Sunday, January 10, 2010

Darwin says no!


Religion is not the only place where you find mythology. Most people use the word “mythology” to refer to false stories, to lies; and since they deal with large subjects such as where the world came from and the meaning of life, myths are (to most people) really really big lies. But mythology consists of stories that provide a framework of meaning to our lives; their technical accuracy is wholly irrelevant. The Judeo-Christian myth of the Exodus provides a framework for liberation. Patriotism has a lot of myths, turning dead politicians into heroic statesmen. Even the patriotic stories we know to be wrong—like George Washington and the cherry tree—help make us more patriotic. There is also some really good evolutionary mythology. All species share a common ancestry, so all life on the planet is really our extended family: this is one really good evolutionary myth.
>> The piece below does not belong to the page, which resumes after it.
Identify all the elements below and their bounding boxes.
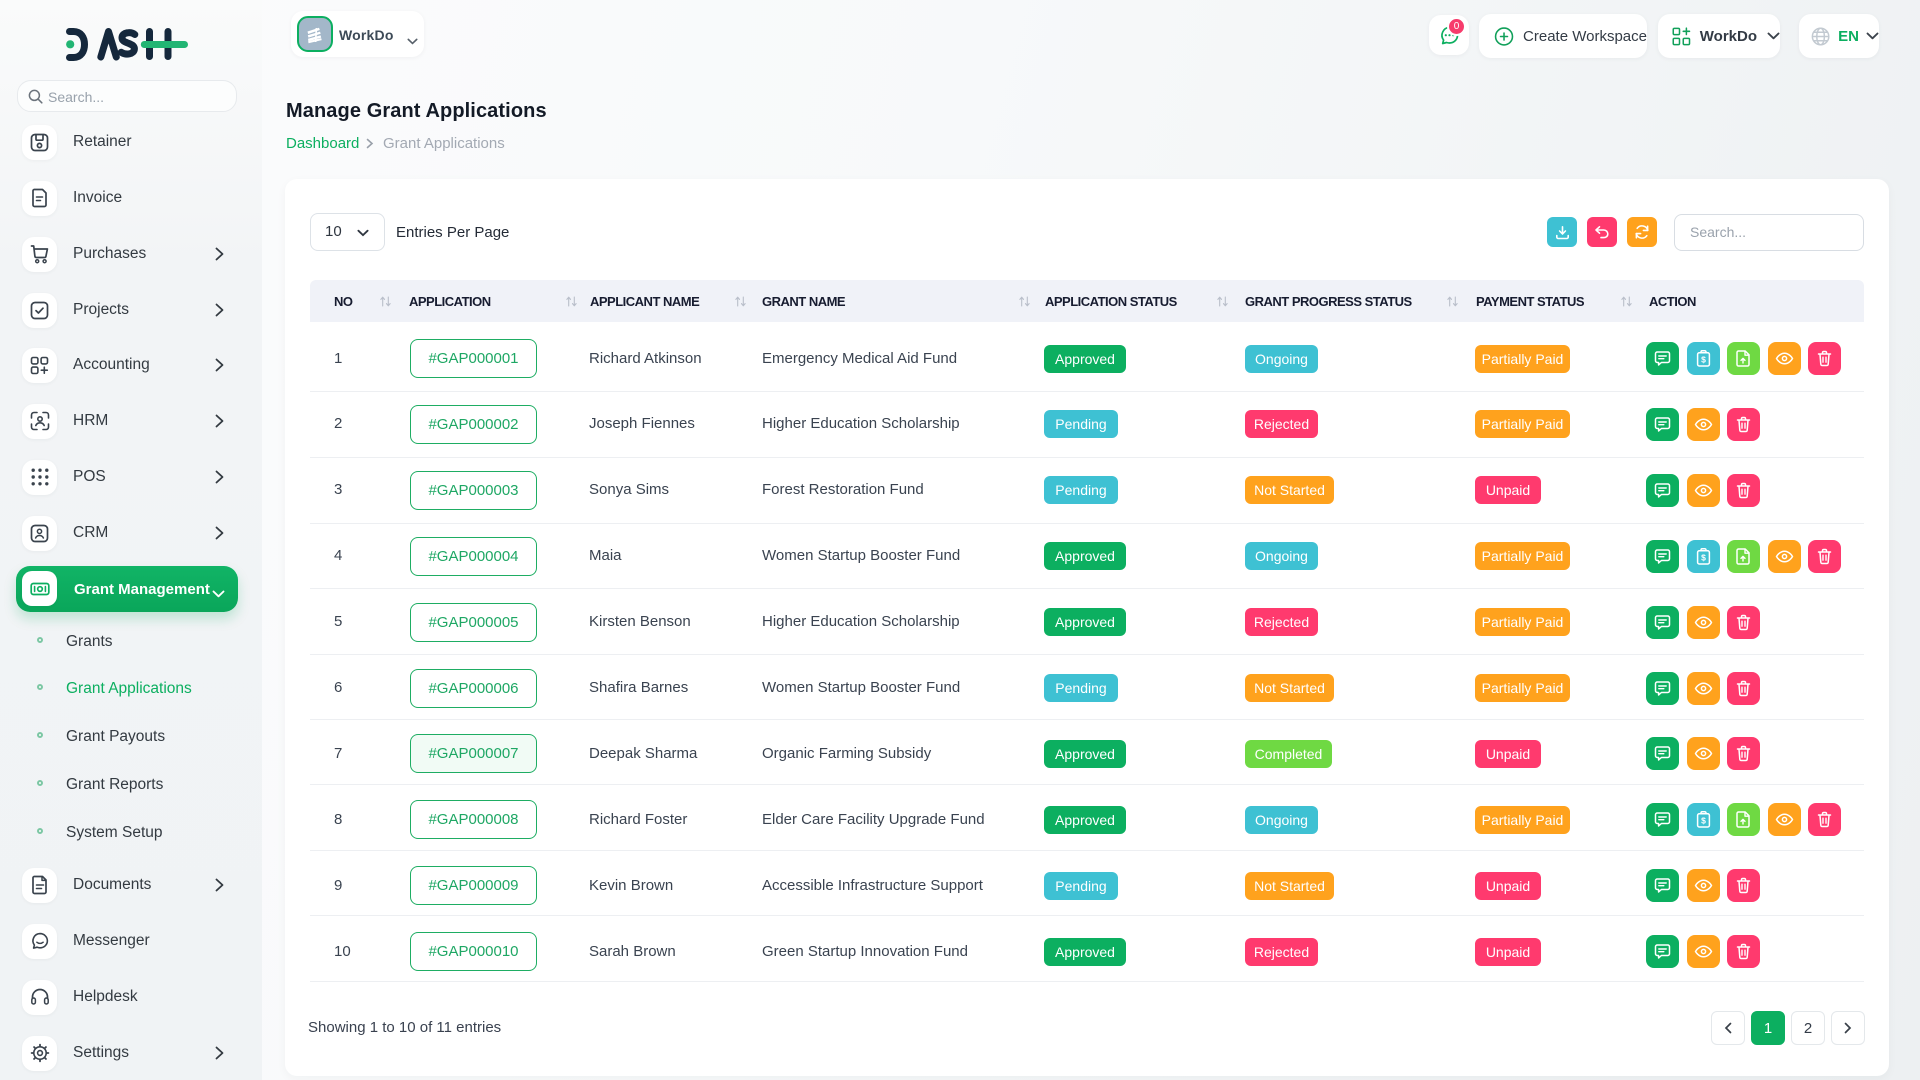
svg-text:$: $ <box>1701 354 1706 364</box>
svg-text:$: $ <box>1701 816 1706 826</box>
svg-text:$: $ <box>1701 552 1706 562</box>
But some mythology is bad. This happens when the overarching idea is wrong. We all know examples of this, such as versions of religion that teach that God is going to burn the world up really soon and therefore we can go ahead and pollute and destroy the planet right now. This myth is not just technically inaccurate, as are all myths, but will lead us to destroy our planet and feel righteous while doing it.

In future entries, I will give what I consider to be some examples of bad evolutionary myths. (You can see Darwin shaking his head “No!” in the photo.) Before I do so, I invite you to send in comments about what you think might be some bad evolutionary myths.

Bad evolutionary myths not only mislead people into misunderstanding evolution, but also provide whipping boys for creationists to use.